Record numbers waiting for beds in Essex A&Es

A record number of people spent more than half a day in Essex A & Es last month waiting for a ward bed to become vacant.

There are warnings that the NHS in England is now under unsustainable pressure with a record 999 calls and long waits in A&E.

Across Essex, 68,518 people visited A & Es in the area in October – the highest monthly total since monthly records began in June 2015.

Of those who did so, the proportion who waited less than four hours from arrival to admission, discharge or transfer was 77.4 percent for the Mid and South Essex NHS Trust, and 61.1 percent for The Princess Alexandra Hospital NHS Trust and at 78.7 percent at East Suffolk and North Essex NHS Trust.

The inmates also had long waiting times for a ward bed: 227 people had to spend more than 12 hours before they were given a bed – the highest number in its history.

The East of England Ambulance Service answered 101,377 calls to 999 – a record number – in October, with teams responding to 8,487 life-threatening emergency calls over the past month.

Matthew Taylor, Chief Executive of the NHS Confederation, said: “The NHS is now under unsustainable pressure and is running so hot that it has reached a tipping point.

“These numbers underscore the extraordinary and unprecedented demand the healthcare sector is currently facing, with a waiting list of now 5.8 million.

“As our survey shows, healthcare executives are ringing the alarm bells and warning that patient safety is also seriously jeopardized by staff shortages.

“If we don’t take action now, those pressures will get worse in the dead of midwinter months and we urge the government to do whatever it takes to prevent the NHS from plunging further into crisis.

“As our sister service, Social Welfare is now in dire need of additional funding and support to ensure medically healthy patients can be safely discharged into the community, freeing up capacity in the NHS.

“We also need clarity from the Center on how an expanded NHS workforce will be funded in the longer term in the hope that we will never face a staffing crisis of this magnitude again.”

Dr. Denise Langhor, Director of Emergency Medicine at the British Medical Association, and Dr.
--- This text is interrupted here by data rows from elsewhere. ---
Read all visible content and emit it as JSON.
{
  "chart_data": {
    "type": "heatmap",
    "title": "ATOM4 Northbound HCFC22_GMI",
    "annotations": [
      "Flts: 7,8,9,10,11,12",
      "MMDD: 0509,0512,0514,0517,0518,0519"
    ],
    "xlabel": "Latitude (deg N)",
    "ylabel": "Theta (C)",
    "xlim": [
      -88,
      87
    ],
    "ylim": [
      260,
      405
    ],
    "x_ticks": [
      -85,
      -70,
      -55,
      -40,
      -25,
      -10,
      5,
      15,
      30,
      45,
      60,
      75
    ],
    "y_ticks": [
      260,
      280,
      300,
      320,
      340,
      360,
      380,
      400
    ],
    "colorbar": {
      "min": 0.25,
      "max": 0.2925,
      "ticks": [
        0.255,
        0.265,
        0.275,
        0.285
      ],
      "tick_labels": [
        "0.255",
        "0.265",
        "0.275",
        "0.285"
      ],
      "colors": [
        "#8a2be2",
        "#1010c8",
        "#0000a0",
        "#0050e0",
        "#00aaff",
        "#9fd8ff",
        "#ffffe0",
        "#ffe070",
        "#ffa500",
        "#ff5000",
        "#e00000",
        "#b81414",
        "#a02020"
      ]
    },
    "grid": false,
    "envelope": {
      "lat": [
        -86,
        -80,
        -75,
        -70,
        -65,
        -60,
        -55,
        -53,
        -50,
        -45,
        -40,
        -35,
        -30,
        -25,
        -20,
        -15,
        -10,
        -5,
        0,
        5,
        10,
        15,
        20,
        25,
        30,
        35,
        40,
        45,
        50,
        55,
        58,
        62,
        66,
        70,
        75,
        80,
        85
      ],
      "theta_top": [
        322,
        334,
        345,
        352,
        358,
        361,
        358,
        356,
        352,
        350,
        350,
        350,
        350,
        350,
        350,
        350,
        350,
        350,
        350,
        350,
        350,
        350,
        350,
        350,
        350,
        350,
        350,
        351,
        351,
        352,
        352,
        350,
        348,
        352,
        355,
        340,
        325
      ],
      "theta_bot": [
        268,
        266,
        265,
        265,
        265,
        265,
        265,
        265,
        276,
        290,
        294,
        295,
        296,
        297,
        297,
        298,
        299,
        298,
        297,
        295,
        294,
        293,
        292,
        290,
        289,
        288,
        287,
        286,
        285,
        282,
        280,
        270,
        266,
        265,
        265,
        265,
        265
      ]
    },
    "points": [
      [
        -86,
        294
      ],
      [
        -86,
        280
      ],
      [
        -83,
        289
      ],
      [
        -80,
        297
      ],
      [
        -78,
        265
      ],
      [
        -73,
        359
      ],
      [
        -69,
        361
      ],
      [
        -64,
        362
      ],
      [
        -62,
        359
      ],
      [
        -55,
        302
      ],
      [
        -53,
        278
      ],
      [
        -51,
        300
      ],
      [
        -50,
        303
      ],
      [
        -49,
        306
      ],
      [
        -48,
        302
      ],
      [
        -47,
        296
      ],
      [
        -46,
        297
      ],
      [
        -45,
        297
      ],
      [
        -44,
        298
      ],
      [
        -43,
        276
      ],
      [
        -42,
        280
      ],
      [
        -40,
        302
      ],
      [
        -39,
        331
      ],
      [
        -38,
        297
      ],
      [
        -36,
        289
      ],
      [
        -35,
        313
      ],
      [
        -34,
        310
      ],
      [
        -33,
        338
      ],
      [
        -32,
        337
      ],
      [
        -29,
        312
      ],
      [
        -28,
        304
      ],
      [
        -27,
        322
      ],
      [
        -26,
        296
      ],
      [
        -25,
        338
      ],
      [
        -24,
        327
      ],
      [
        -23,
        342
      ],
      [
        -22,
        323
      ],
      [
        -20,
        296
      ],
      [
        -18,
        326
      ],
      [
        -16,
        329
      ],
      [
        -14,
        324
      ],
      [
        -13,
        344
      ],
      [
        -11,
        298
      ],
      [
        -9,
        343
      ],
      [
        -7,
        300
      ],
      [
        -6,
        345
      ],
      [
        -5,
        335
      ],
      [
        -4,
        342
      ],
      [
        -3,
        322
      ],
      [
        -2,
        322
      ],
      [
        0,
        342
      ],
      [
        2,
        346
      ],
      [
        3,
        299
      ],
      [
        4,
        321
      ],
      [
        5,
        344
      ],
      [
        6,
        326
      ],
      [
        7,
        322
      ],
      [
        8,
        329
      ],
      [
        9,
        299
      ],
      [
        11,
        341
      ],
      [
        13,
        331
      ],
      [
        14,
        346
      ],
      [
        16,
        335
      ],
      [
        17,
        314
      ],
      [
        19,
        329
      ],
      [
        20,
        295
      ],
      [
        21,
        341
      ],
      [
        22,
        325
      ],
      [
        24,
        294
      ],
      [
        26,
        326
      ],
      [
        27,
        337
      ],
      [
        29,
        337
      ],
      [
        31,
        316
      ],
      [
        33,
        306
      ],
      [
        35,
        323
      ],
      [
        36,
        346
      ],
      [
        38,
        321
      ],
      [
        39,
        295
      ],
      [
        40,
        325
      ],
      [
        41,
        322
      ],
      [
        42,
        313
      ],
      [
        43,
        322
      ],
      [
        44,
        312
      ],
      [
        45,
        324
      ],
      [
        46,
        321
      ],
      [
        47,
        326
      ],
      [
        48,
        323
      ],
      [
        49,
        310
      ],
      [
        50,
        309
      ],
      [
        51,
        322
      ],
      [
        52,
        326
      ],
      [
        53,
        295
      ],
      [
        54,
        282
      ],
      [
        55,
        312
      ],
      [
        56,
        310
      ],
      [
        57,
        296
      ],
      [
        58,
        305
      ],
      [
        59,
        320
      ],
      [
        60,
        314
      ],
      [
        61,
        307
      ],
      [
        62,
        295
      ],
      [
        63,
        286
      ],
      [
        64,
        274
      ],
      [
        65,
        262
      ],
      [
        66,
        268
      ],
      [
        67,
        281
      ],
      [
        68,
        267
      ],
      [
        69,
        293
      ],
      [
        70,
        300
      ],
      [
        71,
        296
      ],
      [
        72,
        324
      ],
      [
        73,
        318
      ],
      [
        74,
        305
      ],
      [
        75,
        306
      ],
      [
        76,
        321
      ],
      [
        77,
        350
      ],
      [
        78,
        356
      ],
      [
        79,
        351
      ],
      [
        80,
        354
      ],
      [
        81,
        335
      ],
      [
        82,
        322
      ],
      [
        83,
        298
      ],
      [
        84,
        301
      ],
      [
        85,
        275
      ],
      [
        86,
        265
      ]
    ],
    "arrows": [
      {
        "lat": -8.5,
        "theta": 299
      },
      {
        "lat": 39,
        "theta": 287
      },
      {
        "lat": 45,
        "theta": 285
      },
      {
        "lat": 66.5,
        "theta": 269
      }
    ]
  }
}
Vishal Sharma, chair of the advisory committee, said that while the government says the NHS is under “sustained pressure,” the numbers suggest a health service that is nowhere near sustainable.

They said: “In emergency rooms across the country, people need to be cared for because of a lack of space in corridors, which not only creates extremely stressful working conditions for staff but is also unsafe and leads to poorer outcomes for patients.

“All of this is only going to get worse as we grapple with the worst winter pressures ever imminent, an ever-growing backlog of unmet needs and an inevitable spike in Covid hospital admissions.

“It is our patients who suffer, and each number in this data represents a person in pain and distress.”

Professor Stephen Powis, the NHS national medical director, said with the highest number of 999 calls ever answered in a single month, the busiest October on record for major A&Es and the introduction of booster vaccinations, there is no doubt that the pressure on the healthcare system remained incredibly high.

He said: “But despite the high demand, the NHS staff are doing everything they can to see more patients and carry out millions more tests, checks, treatments and surgeries.

“There are more and more numbers on treatment showing and it is expected that this will increase, but it remains really important that people don’t hesitate to seek help from the NHS when they feel uncomfortable.

“Anyone in need of help should get in touch through 111 online so the staff can offer you the best option for your care.

Neill Moloney is acting executive director of the East Suffolk and North Essex NHS Foundation Trust, which operates the hospitals in Colchester and Ipswich.

He said, “Achieving all national access standards, including admitting and discharging 95 percent of all patients who visit our A&E departments within four hours, is very important to us.

“The number of people we treat in our hospitals, including those with Covid-19, has increased and we are also seeing more acutely ill patients. This has a huge impact on our A&E departments, but our teams are working incredibly hard to see and treat the people in our hospitals as quickly and safely as possible.

“Of course, if someone is seriously ill and in need of urgent or emergency care they will have to go to the hospital, but the best way to support the NHS this winter is to use the services appropriately.

“Unless it’s a medical emergency, call NHS 111 first or visit first.”

Stephanie Lawton, Chief Operating Officer of the Princess Alexandra Hospital NHS Trust, said, “We are constantly striving to improve the patient experience in our emergency department (ED), including waiting times for admission. We have seen an increase in our emergency room attendance over the past few months.

“Our dedicated teams work hard to assess, treat, and enroll patients and ensure that those who are well enough can leave the hospital and return home. We strive to improve the flow of patients through our hospital and to discharge our patients on time.

“We encourage patients to contact NHS 111 first to find the right location for their health needs. Most minor injuries and illnesses can often be treated quickly and safely by a general practitioner, a local pharmacy or with the right self-care, even outside the hospital environment. ”

Comment was sought from the Mid and South NHS Hospital Trust.